担当している事件処理のために新幹線で出張する場合,「のぞみ」で移動することが圧倒的に多いのですが,ここ半年では珍しく「こだま」を利用することが数回あり,恐らくは年内にあと1回が予定されております。行先は静岡県の掛川です。
名古屋から掛川までを「こだま」でのんびりと往復していますと,車窓からは浜名湖も見えてきますし,緑豊かな山間の村々の風景も私の眼を楽しませてくれます。車窓からの美しい自然を楽しみながらビールでも一杯といきたいところですが,赤ら顔で裁判所に行く訳にはまいりません(笑)。でも最近は,もちろんこの区間だけではなく他の路線でもソーラー発電の施設がやたら目につきます。山々や小高い丘の森林を容赦なく伐採し,豊かな緑を失わせ,露出した黄土色の広大な山肌に設置されたソーラ―発電施設の傲然とした風情を目にすると興ざめしてしまいます。
プレジデント・オンラインというサイトでは,先日評論家の櫻井よしこさんがソーラー発電等(洋上風力発電なども含む。)の分野で中国企業がやたらと進出し,日本の土地を買い漁っていることや,日本人の支払う電気料金が中国企業に流れる仕組みに警鐘を鳴らしておりました。
そういえば,我が家の月々の電気料金の請求書をよく見ますと,「再エネ発電促進賦課金」なる項目が計上されており,私が支払う電気料金の一部を構成しています。太陽光であれ,風力であれ,再生エネルギー事業は固定価格買い取り制度(FIT)で守られ,一旦これらの事業が認可されれば生み出した産業用電力は比較的高く設定された固定価格で20年間ずっと買い取ってもらえます。買い取るのは電力会社であっても,このコストは各家庭の電気料金に再生エネルギーのための賦課金として上乗せされ,全てが国民負担となります。
この分野での中国共産党ないし中国企業の不気味な動きは無視できません。富山県入善町の洋上風力発電事業に中国企業が入ることになりましたし,青森県むつ市では使用済み核燃料の中間貯蔵施設を建設中ですが,この施設の真ん前の広大な土地が上海電力に買われてしまっております。また,上海電力が取得していたのはここだけではなく,むつ市の陸奥湾に面した海上自衛隊の大湊地方隊の基地近くの一体も買われておりました。いずれも登記上は日本人女性が所有していることにはなっておりますが,事業認可はSMW東北という合同会社で,その会社の住所は上海電力だそうです。また,上海電力の100%子会社である上海電力日本㈱が,山口県岩国市のメガソーラー事業を買収した事実も報道されましたね。その広さたるや東京ドーム25個分と言われております。

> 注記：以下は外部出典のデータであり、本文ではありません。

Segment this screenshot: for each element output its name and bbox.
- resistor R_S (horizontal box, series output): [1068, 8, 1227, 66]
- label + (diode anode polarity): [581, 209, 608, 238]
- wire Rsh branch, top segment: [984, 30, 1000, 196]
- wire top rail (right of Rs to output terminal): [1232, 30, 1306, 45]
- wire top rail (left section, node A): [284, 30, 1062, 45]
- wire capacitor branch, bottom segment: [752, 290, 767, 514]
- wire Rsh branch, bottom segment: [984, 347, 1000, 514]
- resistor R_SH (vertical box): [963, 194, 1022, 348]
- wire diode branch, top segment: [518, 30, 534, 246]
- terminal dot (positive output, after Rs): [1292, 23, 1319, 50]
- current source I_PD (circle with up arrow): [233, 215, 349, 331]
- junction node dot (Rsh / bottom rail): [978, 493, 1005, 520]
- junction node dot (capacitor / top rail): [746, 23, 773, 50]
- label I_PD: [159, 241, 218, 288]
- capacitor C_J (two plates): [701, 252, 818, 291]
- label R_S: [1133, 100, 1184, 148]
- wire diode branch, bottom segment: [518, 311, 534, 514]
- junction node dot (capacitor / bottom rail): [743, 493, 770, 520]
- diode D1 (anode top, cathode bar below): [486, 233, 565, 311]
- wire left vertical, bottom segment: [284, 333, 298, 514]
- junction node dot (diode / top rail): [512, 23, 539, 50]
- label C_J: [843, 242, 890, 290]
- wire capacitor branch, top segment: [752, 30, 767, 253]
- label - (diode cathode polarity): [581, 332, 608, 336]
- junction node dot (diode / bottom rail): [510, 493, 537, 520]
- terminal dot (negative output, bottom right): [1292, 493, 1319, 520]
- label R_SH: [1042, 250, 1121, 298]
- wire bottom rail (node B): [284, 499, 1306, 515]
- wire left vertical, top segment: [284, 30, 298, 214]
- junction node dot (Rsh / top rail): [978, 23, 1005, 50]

さきほど富山県入善町の洋上風力発電事業に触れましたが,洋上風力発電事業に関しては,再エネ海域利用法に基づいて入札が行われ,そのさい,公募事業者には海底の資料(潮流,風向き,海底の地形,地質など)が全て公開され,この資料は応募しただけで入手できます。さらに選定された事業者は区域占有許可を与えられ,30年間にわたってその海域を占有することができるだけでなく独自に海底調査をすることもできます。
中国企業はたとえ民間企業の形ではあっても中国共産党の支配下にある訳ですから,日本列島は洋上風力発電の名のもとに合法的に丸裸にされる仕組みであり,また,経済的にはFITを利用した再生エネルギー事業では,私たち国民の支払う電気料金がそのまま中国企業を潤す仕組みにもなっている訳です。
評論家の櫻井よしこさんは,国土の安全保障のために日本国の政治家は危機感をもって迅速に動くべきだと力説しており,同感です。自由民主党も保守政党を標榜するのであれば,少しは危機感というものをもったらどうでしょうか。
以前このブログでもご紹介しましたが,「目に見えぬ侵略-中国のオーストラリア支配計画」(クライブ・ハミルトン著,山岡鉄秀[監訳],奥山真司[訳],飛鳥新社)という本はとても良書ですよ。これは中国共産党による密かな(時に露骨な)政治工作,世界侵略の一端を垣間見せる本ですが,我が国においても中国企業や中国人による土地買い漁りについて,一定のそして有効な規制をするべきでしょう。